Innovative Approaches to DNA Sequencing

Innovative Approaches to DNA Sequencing

Thursday, November 8, 2007

The New York Academy of Sciences

Presented By

 

Organizers: Thomas Leyh, Albert Einstein College of Medicine and Ruben Gonzalez, Columbia University

Speakers: Linda Reha-Krantz, University of Alberta; Jingyue Ju, Columbia University; Ido Braslavsky, Ohio University; Patrice Milos, Helicos Biosciences Corporation

Recent years have seen an increasing level of dialogue between chemists and biologists, the lines of communication consolidated by the availability of recombinant biotechnology tools for manipulating the chemical structure of genes and the proteins they encode. This has led to an explosion of interdisciplinary activity at the chemistry-biology interface, now coined chemical biology. The goal of the Chemical Biology Discussion Group is to bring together chemists and biologists working in the New York area who are interested in hearing about the latest ideas in this rapidly growing field. This group will provide a forum for lively discussion and for establishing connections, and perhaps collaborations, between chemists armed with novel technologies and biologists receptive to using these approaches to solve their chosen biological problem.

 

Abstracts

 

Engineering DNA Polymerases for DNA Sequencing
Linda J. Reha-Krantz

University of Alberta

The ability to efficiently determine DNA sequences in the past, now and in the future depends on DNA polymerases, which are enzymes that have the ability to make accurate copies of the genetic information held in DNA molecules. "Natural" DNA polymerases, however, have activities that can interfere with obtaining reliable DNA sequence information and they are limited to a small repertoire of substrates. We have used experimental methods from the fields of genetics, biochemistry and chemistry to identify mutant DNA polymerases and substrates that have advantageous properties for the development of new DNA sequencing methods.

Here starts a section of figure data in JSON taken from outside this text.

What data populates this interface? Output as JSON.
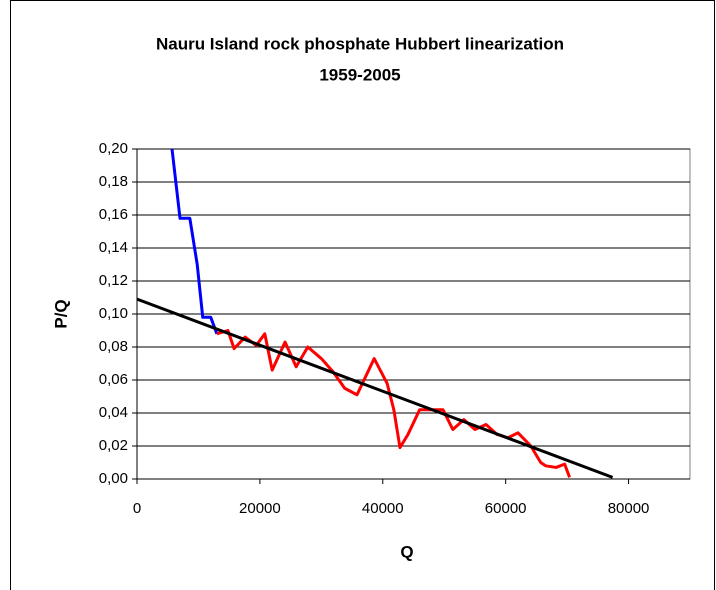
{
  "chart_data": {
    "type": "line",
    "title": [
      "Nauru Island rock phosphate Hubbert linearization",
      "1959-2005"
    ],
    "x_label": "Q",
    "y_label": "P/Q",
    "xlim": [
      0,
      90000
    ],
    "xticks": [
      0,
      20000,
      40000,
      60000,
      80000
    ],
    "ylim": [
      0,
      0.2
    ],
    "yticks": [
      {
        "value": 0,
        "label": "0,00"
      },
      {
        "value": 0.02,
        "label": "0,02"
      },
      {
        "value": 0.04,
        "label": "0,04"
      },
      {
        "value": 0.06,
        "label": "0,06"
      },
      {
        "value": 0.08,
        "label": "0,08"
      },
      {
        "value": 0.1,
        "label": "0,10"
      },
      {
        "value": 0.12,
        "label": "0,12"
      },
      {
        "value": 0.14,
        "label": "0,14"
      },
      {
        "value": 0.16,
        "label": "0,16"
      },
      {
        "value": 0.18,
        "label": "0,18"
      },
      {
        "value": 0.2,
        "label": "0,20"
      }
    ],
    "grid": true,
    "series": [
      {
        "color": "#0000ff",
        "x": [
          5700,
          7000,
          8600,
          9800,
          10700,
          12000,
          13000
        ],
        "values": [
          0.2,
          0.158,
          0.158,
          0.13,
          0.098,
          0.098,
          0.088
        ]
      },
      {
        "color": "#ff0000",
        "x": [
          13000,
          14800,
          15800,
          17600,
          19400,
          20800,
          22000,
          24100,
          25900,
          27800,
          30000,
          31900,
          33800,
          35800,
          38600,
          40700,
          41800,
          42800,
          44100,
          46000,
          47500,
          49800,
          51400,
          53200,
          55000,
          56800,
          58600,
          60400,
          62000,
          64100,
          65700,
          66500,
          68200,
          69600,
          70400
        ],
        "values": [
          0.088,
          0.09,
          0.079,
          0.086,
          0.081,
          0.088,
          0.066,
          0.083,
          0.068,
          0.08,
          0.073,
          0.065,
          0.055,
          0.051,
          0.073,
          0.058,
          0.042,
          0.019,
          0.027,
          0.042,
          0.042,
          0.042,
          0.03,
          0.036,
          0.03,
          0.033,
          0.027,
          0.025,
          0.028,
          0.02,
          0.01,
          0.008,
          0.007,
          0.009,
          0.001
        ]
      },
      {
        "color": "#000000",
        "x": [
          0,
          77400
        ],
        "values": [
          0.109,
          0.001
        ]
      }
    ]
  }
}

Toward the $1,000 Genome: Molecular Engineering Approaches for DNA Sequencing by Synthesis
Jingyue Ju

Columbia University
DNA sequencing by synthesis (SBS) on a solid surface during polymerase reaction offers a new paradigm to decipher DNA sequences. We have developed such a novel DNA sequencing system using molecular engineering approaches. In this approach, four nucleotides (A, C, G, T) are modified as reversible terminators by attaching a cleavable fluorophore to the base and capping the 3'-OH group with a small reversible moiety so that they are still recognized by DNA polymerase as substrates. DNA templates consisting of homopolymer regions were accurately sequenced by using these new molecules on a DNA chip and a 4-color fluorescent scanner. This general strategy to rationally design cleavable fluorescent nucleotide reversible terminators for DNA sequencing by synthesis has the potential to achieve the $1000 genome paradigm for personalized medicine.

Single Molecule DNA Sequencing by Cyclic Synthesis
Ido Braslavsky

Ohio University
In recent years, single molecule DNA sequencing by cyclic synthesis has been developed from the demonstration stage to a working system with high throughput sequencing capacity. Using this system, fluorescence microscopy is applied to individually monitor tens of millions of immobilized DNA molecules for incorporation of labeled nucleotides. This process yields read length with sufficient sequence information to allow reliable and unique alignment of most tested fragments to a reference sequence, supporting amplification free, fast and chip resequencing method. In this presentation, different aspects of single molecule DNA sequencing by cyclic synthesis will be discussed.